Vancouverites Rian Gauvreau and Jack Newton can solve your problem.
The UBC grads and longtime friends created a web-based software called Clio that lets lawyers track time, automate billing, monitor schedules and access documents online.
The Law Society of B.C. discovered that small firms were bogged down with managing logistical information, but couldn’t afford the fix.

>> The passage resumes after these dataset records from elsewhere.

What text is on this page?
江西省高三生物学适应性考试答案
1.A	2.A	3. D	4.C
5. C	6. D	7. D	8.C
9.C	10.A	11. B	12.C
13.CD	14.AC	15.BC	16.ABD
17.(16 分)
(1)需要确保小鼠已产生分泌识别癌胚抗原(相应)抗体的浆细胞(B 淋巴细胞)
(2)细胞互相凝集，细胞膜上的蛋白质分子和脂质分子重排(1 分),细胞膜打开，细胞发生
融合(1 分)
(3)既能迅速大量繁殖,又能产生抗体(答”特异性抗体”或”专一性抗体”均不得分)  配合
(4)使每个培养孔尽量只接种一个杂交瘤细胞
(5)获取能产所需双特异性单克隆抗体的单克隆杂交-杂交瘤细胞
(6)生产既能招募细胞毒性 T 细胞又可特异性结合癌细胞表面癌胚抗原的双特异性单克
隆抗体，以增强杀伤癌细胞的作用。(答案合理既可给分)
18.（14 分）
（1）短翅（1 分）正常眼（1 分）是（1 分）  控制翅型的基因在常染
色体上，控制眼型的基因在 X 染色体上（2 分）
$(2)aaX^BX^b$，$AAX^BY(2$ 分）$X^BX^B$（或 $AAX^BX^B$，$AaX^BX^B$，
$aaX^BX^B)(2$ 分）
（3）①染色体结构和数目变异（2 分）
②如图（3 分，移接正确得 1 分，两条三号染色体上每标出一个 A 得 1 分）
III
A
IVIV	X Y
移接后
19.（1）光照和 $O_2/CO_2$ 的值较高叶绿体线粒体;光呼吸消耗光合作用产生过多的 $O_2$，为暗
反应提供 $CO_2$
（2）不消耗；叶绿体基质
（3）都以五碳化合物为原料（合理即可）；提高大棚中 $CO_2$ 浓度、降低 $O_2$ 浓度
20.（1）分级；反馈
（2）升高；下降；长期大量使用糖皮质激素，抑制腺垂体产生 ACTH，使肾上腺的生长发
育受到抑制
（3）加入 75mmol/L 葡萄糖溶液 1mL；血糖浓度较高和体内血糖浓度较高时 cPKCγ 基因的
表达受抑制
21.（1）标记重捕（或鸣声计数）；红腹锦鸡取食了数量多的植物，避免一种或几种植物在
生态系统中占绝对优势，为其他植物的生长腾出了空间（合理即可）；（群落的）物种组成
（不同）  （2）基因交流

(It’s a misconception that lawyers have receptionists to manage these details, according to Gauvreau. At the small firms that make up about 80% of the B.C. market, lawyers handle their own logistics.)
In our era of information-overload, managing data can be the bane of one’s existence. The Economist’s (ironically long) special report Data, data everywhere highlights the problems of being swamped with information.
Clio helps lawyers diminish this problem.
The old way to manage this information was to use expensive software. You know the drill: buy the CD, install it onto your computer and wait for confusion to strike.
Because Clio is available online, it not only lets lawyers access their information from anywhere with an Internet connection, but it also removes the need to purchase expensive storage space. Using online power is called cloud computing. It works kind of like electricity bills – you pay for the space you use.
Don’t get the cloud concept? This video can help you out.
Smart phone? No problem.
Clio is compatible with both BlackBerries and iPhones. This lets mobile addicts stay hooked to their smart phones while getting work done.
Gauvreau and Newton jumped on the web-based software curve at the right time. The entire law industry is shifting towards “the virtual firm,” according to Canadian legal blog, Slaw.ca.
Young professionals use mobile communication almost as frequently as email, according to an Accenture report. Because Clio caters to this trend, it will likely be a hit with recent law school graduates. Gauvreau and Newton even made sure Clio works with the hyped-up iPad, as they discuss in this TabletLegal interview.
Clio changed the game of selling software to law firms. Gauvreau said cloud computing lets his company “play in the big leagues.”
And play it does.
In its two years of operation, Clio has expanded all the way from Vancouver to Europe. Not bad for a West Coast start-up.